La chiave di questo processo è osservare le nostre abitudini, i nostri impulsi e le nostre emozioni senza giudicare. Si può chiamare “pratica di confessione” perché si accettano gli aspetti più impegnativi della mente, anziché cercare di nasconderli o manipolarli; si può chiamare coraggio; si può chiamare onestà: qualunque sia l’etichetta, ha comunque una qualità liberatoria. 

Il dolore di fondo di shenpa inizia a sciogliersi come ghiaccio quando viene esposto al calore della nostra consapevolezza. L’accettazione sostituisce la lotta tra rifiuto e indulgenza. Cresce l’apprezzamento per il vero carattere della nostra mente. L’atteggiamento principale sul sentiero della pace è quello di accettare qualsiasi cosa ci porti la nostra esperienza. 

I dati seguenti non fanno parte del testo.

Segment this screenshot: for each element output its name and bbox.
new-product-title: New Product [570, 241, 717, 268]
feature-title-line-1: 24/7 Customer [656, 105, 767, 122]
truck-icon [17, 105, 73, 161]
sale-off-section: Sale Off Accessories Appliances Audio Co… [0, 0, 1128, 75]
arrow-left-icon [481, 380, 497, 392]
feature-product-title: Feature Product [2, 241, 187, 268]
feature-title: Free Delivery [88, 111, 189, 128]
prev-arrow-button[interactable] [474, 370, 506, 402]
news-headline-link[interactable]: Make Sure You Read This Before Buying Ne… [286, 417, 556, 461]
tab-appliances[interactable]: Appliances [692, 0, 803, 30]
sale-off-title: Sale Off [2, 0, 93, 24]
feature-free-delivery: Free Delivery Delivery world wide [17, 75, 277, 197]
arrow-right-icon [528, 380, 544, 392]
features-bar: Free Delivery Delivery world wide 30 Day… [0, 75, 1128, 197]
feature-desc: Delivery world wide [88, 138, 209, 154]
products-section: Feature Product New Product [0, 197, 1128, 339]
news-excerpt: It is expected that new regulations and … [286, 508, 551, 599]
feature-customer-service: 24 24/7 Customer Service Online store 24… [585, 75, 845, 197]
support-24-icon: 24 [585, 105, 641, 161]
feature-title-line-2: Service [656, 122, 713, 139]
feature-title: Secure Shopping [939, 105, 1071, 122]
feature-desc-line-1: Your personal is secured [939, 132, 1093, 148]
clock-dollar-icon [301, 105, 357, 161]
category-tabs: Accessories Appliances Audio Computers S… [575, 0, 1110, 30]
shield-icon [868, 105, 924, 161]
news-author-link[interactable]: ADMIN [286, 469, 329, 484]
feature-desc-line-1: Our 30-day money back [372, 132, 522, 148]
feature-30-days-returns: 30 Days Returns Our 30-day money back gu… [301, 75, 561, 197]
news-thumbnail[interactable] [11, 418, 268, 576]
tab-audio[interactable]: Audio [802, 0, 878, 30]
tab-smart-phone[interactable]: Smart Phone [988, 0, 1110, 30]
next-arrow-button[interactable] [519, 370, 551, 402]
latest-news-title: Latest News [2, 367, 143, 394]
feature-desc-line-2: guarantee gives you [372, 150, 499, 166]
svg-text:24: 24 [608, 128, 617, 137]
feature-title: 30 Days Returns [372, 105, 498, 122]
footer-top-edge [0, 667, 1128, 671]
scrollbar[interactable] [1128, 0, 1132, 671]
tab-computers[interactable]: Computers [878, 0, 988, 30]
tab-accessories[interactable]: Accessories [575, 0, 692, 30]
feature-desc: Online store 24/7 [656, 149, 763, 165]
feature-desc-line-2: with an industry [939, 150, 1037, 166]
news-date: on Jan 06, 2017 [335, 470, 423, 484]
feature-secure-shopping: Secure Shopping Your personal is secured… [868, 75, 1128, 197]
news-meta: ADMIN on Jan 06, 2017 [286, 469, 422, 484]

Quando parliamo di non indulgere o di non reprimere, non significa che non usiamo la nostra intelligenza discriminante, significa semplicemente che non reagiamo da uno stato vago o timoroso in cui questa intelligenza è schiava delle nostre speranze e paure. Partendo da un punto di vista chiaro, sappiamo perché prendiamo le decisioni che prendiamo e dove intendiamo andare con i nostri percorsi e le nostre vite, invece di essere travolti dai nostri shenpa. Anche nel bel mezzo di una tempesta emotiva, quando il nostro shenpa è fortemente attivato, non dobbiamo vedere le nostre reazioni abituali come problemi in sé. Il problema è sempre stato la nostra paura e la nostra mancanza di chiarezza. Quando vedremo chiaramente, potremo capire che shenpa, l’ego e le emozioni che l’ego genera fanno tutti parte della mente umana e possiamo lavorarci. Relazionandoci alle emozioni senza rifiuto e indulgenza, possiamo esaminarle liberamente perché non sono più così personali. Questa è l’intelligenza emotiva, un segno che la nostra mente sta maturando come praticante. Possiamo vedere da soli come l’intelligenza emotiva chiarisca non solo il rapporto con la nostra mente, ma anche quello con gli altri. Questo porterà stabilità e pace nella nostra vita.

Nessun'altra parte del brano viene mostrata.